Thankfully there are a growing number of accessible packages that make this stuff more consistent and replicable.  I'm a big fan of the Anaconda platform - Yes, its a bit over-specced for your average data journalism project, but it does the heavy lifting in terms of installation. Good as it is though, it still needs to be installed.  I didn't want that to get in the way of working with the code, so I looked at online options.

There are a number of Python shells kicking around. These essentially recreate a command line - the text interface you'd have if you were working on your own machine, so you can put in snippets of Python. Python.org have a good one

Python.org have a nice Python Shell that you can try simple code in. Try adding print("Hello world")

These are great but only really work for short snippets of code. I wanted to be able to have more control and look at the format too.  So I turned to notebooks.

Notebooks are designed to encourage 'literate programming' - a process where you mix code and text that describe what the code does.  The most common LP tool is Jupyter which has gained a huge amount of traction in data science and data journalism.  

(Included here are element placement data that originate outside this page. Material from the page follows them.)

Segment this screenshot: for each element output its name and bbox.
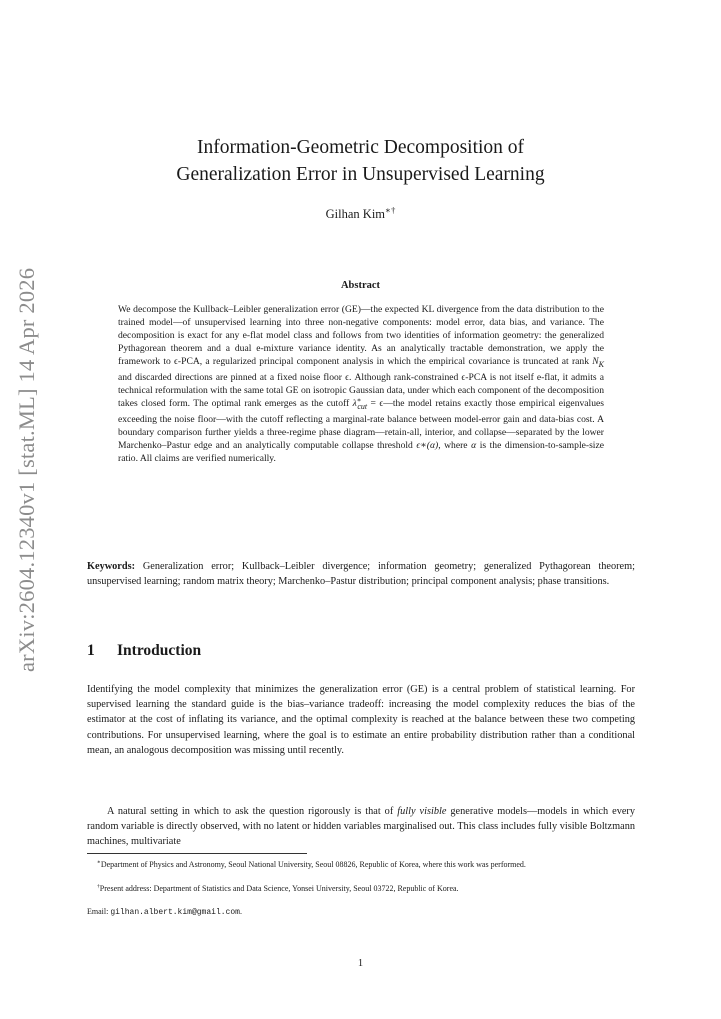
section-heading [87, 642, 201, 660]
abstract-text-5: is the dimension-to-sample-size ratio. All claims are verified numerically. [118, 440, 604, 465]
collapse-threshold-symbol: ϵ∗(α) [416, 440, 439, 452]
abstract-text-4: , where [438, 440, 472, 452]
arxiv-side-stamp: arXiv:2604.12340v1 [stat.ML] 14 Apr 2026 [14, 267, 39, 672]
cutoff-symbol: $\lambda^∗_{cut}$ [352, 397, 368, 412]
author-line [0, 204, 721, 222]
title-line-2: Generalization Error in Unsupervised Learning [176, 164, 545, 185]
author-name: Gilhan Kim [325, 207, 386, 221]
email-address[interactable]: gilhan.albert.kim@gmail.com [110, 908, 240, 917]
footnote-email: Email: gilhan.albert.kim@gmail.com. [87, 907, 242, 917]
rank-symbol: $N_K$ [592, 356, 604, 370]
abstract-text-1: We decompose the Kullback–Leibler generalization error (GE)—the expected KL divergence from the data distribution to the trained model—of unsupervised learning into three non-negative components: model error, data bias, and variance. The decomposition is exact for any e-flat model class and follows from two identities of information geometry: the generalized Pythagorean theorem and a dual e-mixture variance identity. As an analytically tractable demonstration, we apply the framework to ϵ-PCA, a regularized principal component analysis in which the empirical covariance is truncated at rank [118, 304, 604, 368]
intro-paragraph-2: A natural setting in which to ask the question rigorously is that of fully visible generative models—models in which every random variable is directly observed, with no latent or hidden variables marginalised out. This class includes fully visible Boltzmann machines, multivariate [87, 806, 635, 848]
abstract-text-2: and discarded directions are pinned at a fixed noise floor ϵ. Although rank-constrained ϵ-PCA is not itself e-flat, it admits a technical reformulation with the same total GE on isotropic Gaussian data, under which each component of the decomposition takes closed form. The optimal rank emerges as the cutoff [118, 372, 604, 410]
footnote-affiliation: ∗Department of Physics and Astronomy, Seoul National University, Seoul 08826, Republic of Korea, where this work was performed. [97, 859, 526, 869]
alpha-symbol: α [471, 440, 477, 452]
abstract-text-3: = ϵ—the model retains exactly those empirical eigenvalues exceeding the noise floor—with the cutoff reflecting a marginal-rate balance between model-error gain and data-bias cost. A boundary comparison further yields a three-regime phase diagram—retain-all, interior, and collapse—separated by the lower Marchenko–Pastur edge and an analytically computable collapse threshold [118, 398, 604, 452]
title-line-1: Information-Geometric Decomposition of [196, 137, 525, 158]
page-number: 1 [357, 958, 364, 969]
emphasis-fully-visible: fully visible [397, 806, 447, 817]
footnote-rule [87, 853, 307, 854]
section-number: 1 [87, 642, 95, 659]
abstract-body [118, 303, 604, 465]
intro-paragraph-1: Identifying the model complexity that minimizes the generalization error (GE) is a central problem of statistical learning. For supervised learning the standard guide is the bias–variance tradeoff: increasing the model complexity reduces the bias of the estimator at the cost of inflating its variance, and the optimal complexity is reached at the balance between these two competing contributions. For unsupervised learning, where the goal is to estimate an entire probability distribution rather than a conditional mean, an analogous decomposition was missing until recently. [87, 684, 635, 756]
keywords-text: Generalization error; Kullback–Leibler divergence; information geometry; generalized Pythagorean theorem; unsupervised learning; random matrix theory; Marchenko–Pastur distribution; principal component analysis; phase transitions. [87, 561, 635, 587]
abstract-heading: Abstract [340, 280, 381, 291]
author-footnote-marks: ∗† [385, 204, 396, 215]
footnote-present-address: †Present address: Department of Statistics and Data Science, Yonsei University, Seoul 03722, Republic of Korea. [97, 883, 459, 893]
keywords-label: Keywords: [87, 561, 136, 572]
keywords [87, 559, 635, 589]
section-title: Introduction [117, 642, 202, 659]
paper-title [0, 134, 721, 188]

A typical Jupyter notebook allows you to write and run code and add comments to the same document. 

Anaconda, mentioned above, is an easy way to install Jupyter on your own machine but there are several online tools that do the same thing

There are pros and cons for each, but in the end I went for Google Colaboratory because I knew the class had access to Google accounts.  That said, in future I think I would go for Azure. The interface is more like the standard Jupyter interface which would help with the hand-off to the 'real thing' when people wanted to move on. But for now, the principles still hold and it's enough to get people engaged.

Conclusions

There are always going to be snags and ,by the time we get to importing libs like pandas, things are going to get complicated - it's unavoidable.  But if the students come away knowing that code isn't tricky at least in principle,  that at a low level the basic structures and ideas are pretty simple and there's plenty of support out there. Well, that'll be a win. Fingers crossed.

Afterward

(20/1): Paul Bradshaw reminded me that there is a space between online shells and notebooks.

I really like and would heartily recommend  Repl.it, not least because it does more than just Python (sure, Azure Notebooks does R and Python). You can do R, Python and also there's Django too. Django is a python framework that has a very strong foothold in a lot of US newsrooms and tech-j circles in the US.